I wanted Black women in there, talking about the women’s game. I knew Gail Lewis and Lola Young, long-term Arsenal fans. So it became ‘here is want in there, and are there people better placed to me to tell those stories?’ Thank God they were there – the Arsenal family is big! And multi-faceted, but speaking a common language from different perspectives.
Was there anything you discovered in the course of your research that surprised you?
Yes, I was certainly amazed by the club’s community work, that goes way back into the 80s. The JVC Centre at Highbury and what Arsenal did in the local community made me think a lot more about how Black people came to the club, rather than the club engineering it. That was a huge eye-opener and the images we found through the years showed me how important it was for Black people going to Arsenal from the 1970s.

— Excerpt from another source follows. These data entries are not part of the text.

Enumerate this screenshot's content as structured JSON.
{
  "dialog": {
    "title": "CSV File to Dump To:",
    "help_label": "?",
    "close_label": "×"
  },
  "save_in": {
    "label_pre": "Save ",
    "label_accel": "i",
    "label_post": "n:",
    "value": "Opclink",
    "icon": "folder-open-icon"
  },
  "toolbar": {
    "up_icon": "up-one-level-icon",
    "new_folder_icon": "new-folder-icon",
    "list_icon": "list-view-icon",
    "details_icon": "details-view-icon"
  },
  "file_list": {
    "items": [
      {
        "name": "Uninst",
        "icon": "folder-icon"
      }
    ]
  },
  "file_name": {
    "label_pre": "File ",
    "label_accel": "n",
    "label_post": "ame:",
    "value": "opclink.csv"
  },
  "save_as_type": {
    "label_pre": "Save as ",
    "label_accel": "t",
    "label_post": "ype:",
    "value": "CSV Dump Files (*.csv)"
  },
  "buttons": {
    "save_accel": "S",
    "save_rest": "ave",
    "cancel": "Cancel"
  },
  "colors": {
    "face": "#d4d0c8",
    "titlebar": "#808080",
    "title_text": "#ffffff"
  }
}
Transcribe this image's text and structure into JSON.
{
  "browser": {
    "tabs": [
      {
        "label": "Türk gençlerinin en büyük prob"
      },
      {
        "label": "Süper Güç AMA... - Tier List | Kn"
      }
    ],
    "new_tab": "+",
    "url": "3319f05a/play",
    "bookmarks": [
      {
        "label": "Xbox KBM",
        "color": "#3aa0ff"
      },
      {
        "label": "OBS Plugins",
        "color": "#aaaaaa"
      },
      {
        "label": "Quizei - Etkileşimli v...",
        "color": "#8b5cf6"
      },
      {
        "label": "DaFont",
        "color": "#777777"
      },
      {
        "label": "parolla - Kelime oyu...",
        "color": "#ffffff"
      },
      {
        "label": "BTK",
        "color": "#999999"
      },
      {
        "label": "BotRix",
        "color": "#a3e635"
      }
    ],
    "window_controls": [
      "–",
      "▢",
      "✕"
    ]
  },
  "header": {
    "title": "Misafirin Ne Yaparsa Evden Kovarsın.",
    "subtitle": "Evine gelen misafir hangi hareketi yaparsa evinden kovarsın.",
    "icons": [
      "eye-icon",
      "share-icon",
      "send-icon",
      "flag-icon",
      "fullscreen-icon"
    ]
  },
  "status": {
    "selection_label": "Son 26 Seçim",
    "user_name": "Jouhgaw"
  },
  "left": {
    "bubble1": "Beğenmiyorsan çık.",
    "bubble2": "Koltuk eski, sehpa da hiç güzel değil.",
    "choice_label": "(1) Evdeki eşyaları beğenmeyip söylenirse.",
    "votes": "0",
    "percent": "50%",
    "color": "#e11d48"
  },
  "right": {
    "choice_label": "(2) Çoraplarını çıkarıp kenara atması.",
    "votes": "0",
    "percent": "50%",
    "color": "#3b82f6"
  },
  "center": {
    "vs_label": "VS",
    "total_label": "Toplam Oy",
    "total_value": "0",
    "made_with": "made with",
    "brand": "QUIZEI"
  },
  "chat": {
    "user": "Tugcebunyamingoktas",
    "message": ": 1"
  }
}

Islington had a strong National Front presence in the 1970s, so that was interesting to me because Arsenal are here, and those days have gone, but Arsenal hasn’t been infiltrated from what I can understand. There was an element of self policing that Arsenal had. I don’t think I could write another book like this for any other club in the world. I genuinely think that, because what you would be doing is reducing its Black representation to players on the pitch.
Any club can do that, but how does it manifest beyond football, into culture, fashion, expression and engagements on the street and beyond. That’s what the book is about. There is a football club but also a deep cultural resonance that other clubs can’t influence in the same way, and that’s what made it fascinating for me.